Das Oktoberfest dauert 16 bis 18 Tage – es beginnt am vorletzten Samstag im September und endet am ersten Sonntag im Oktober. Dieser Zeitplan geht auf das Jahr 1810 zurück, als das Fest als königliche Hochzeitsfeier ins Leben gerufen wurde. Seit 1904 sorgt der feste Endtermin dafür, dass die Veranstalter die riesigen Besuchermassen besser steuern können.

Staneks Wohnung liegt so nah am Festgelände, dass seine Familie die weniger glamourösen Folgen direkt zu spüren bekommt. Betrunkene Feiernde liegen oft auf den Gehwegen, sodass er über sie steigen muss. Manche verirren sich sogar in sein Wohnhaus oder die Garage und hinterlassen Urin und Fäkalien. Ein Nachbar versuchte einmal, seinen Vorgarten abzuzäunen – doch die Besucher ignorierten die Absperrung einfach.

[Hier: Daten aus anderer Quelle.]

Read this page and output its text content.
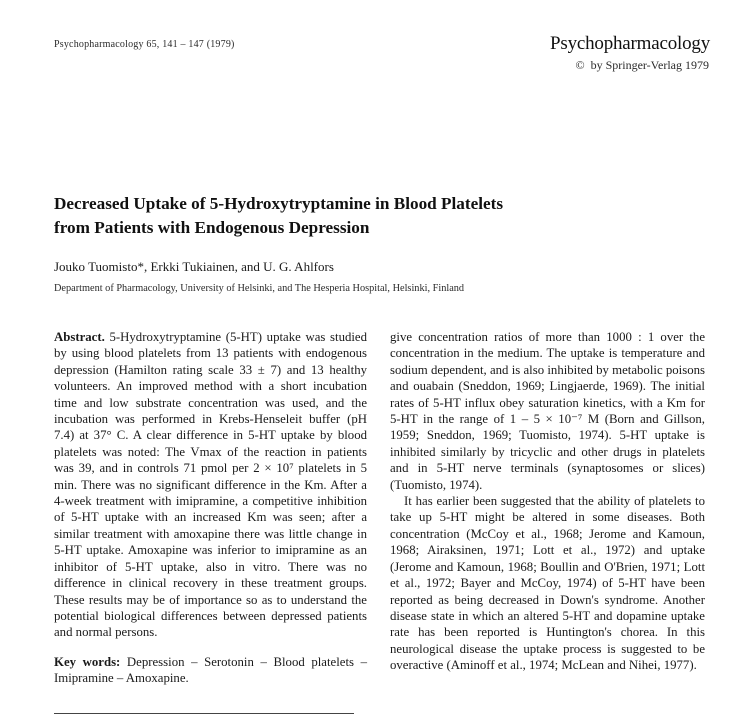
Psychopharmacology 65, 141 – 147 (1979)	Psychopharmacology
© by Springer-Verlag 1979
Decreased Uptake of 5-Hydroxytryptamine in Blood Platelets
from Patients with Endogenous Depression
Jouko Tuomisto*, Erkki Tukiainen, and U. G. Ahlfors
Department of Pharmacology, University of Helsinki, and The Hesperia Hospital, Helsinki, Finland

Abstract. 5-Hydroxytryptamine (5-HT) uptake was studied by using blood platelets from 13 patients with endogenous depression (Hamilton rating scale 33 ± 7) and 13 healthy volunteers. An improved method with a short incubation time and low substrate concentration was used, and the incubation was performed in Krebs-Henseleit buffer (pH 7.4) at 37° C. A clear difference in 5-HT uptake by blood platelets was noted: The Vmax of the reaction in patients was 39, and in controls 71 pmol per 2 × 10⁷ platelets in 5 min. There was no significant difference in the Km. After a 4-week treatment with imipramine, a competitive inhibition of 5-HT uptake with an increased Km was seen; after a similar treatment with amoxapine there was little change in 5-HT uptake. Amoxapine was inferior to imipramine as an inhibitor of 5-HT uptake, also in vitro. There was no difference in clinical recovery in these treatment groups. These results may be of importance so as to understand the potential biological differences between depressed patients and normal persons.

Key words: Depression – Serotonin – Blood platelets – Imipramine – Amoxapine.

give concentration ratios of more than 1000 : 1 over the concentration in the medium. The uptake is temperature and sodium dependent, and is also inhibited by metabolic poisons and ouabain (Sneddon, 1969; Lingjaerde, 1969). The initial rates of 5-HT influx obey saturation kinetics, with a Km for 5-HT in the range of 1 – 5 × 10⁻⁷ M (Born and Gillson, 1959; Sneddon, 1969; Tuomisto, 1974). 5-HT uptake is inhibited similarly by tricyclic and other drugs in platelets and in 5-HT nerve terminals (synaptosomes or slices) (Tuomisto, 1974).

It has earlier been suggested that the ability of platelets to take up 5-HT might be altered in some diseases. Both concentration (McCoy et al., 1968; Jerome and Kamoun, 1968; Airaksinen, 1971; Lott et al., 1972) and uptake (Jerome and Kamoun, 1968; Boullin and O'Brien, 1971; Lott et al., 1972; Bayer and McCoy, 1974) of 5-HT have been reported as being decreased in Down's syndrome. Another disease state in which an altered 5-HT and dopamine uptake rate has been reported is Huntington's chorea. In this neurological disease the uptake process is suggested to be overactive (Aminoff et al., 1974; McLean and Nihei, 1977).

Das Fest lockt auch Prominente an, von den Kaulitz-Brüdern bis zu betrunkenen Wirtshaus-Stars und Fußballern. Für Stanek kommt die eigentliche Erleichterung aber erst am ersten Montag nach dem Wiesn-Ende. Zwar bleibt ein Hauch von Wehmut, doch die Stille fühlt sich an wie eine längst überfällige Befreiung.

Trotzdem schätzt Stanek die lebendige Atmosphäre des Oktoberfests – doch er fordert strengere Kontrollen. Die Polizei und die Stadtverwaltung müssten mehr tun, um Anwohner vor Sachbeschädigungen und Störungen zu schützen. Bis dahin bleiben die Schattenseiten des Fests für diejenigen, die in seinem Umfeld leben, ein fester Bestandteil des Alltags.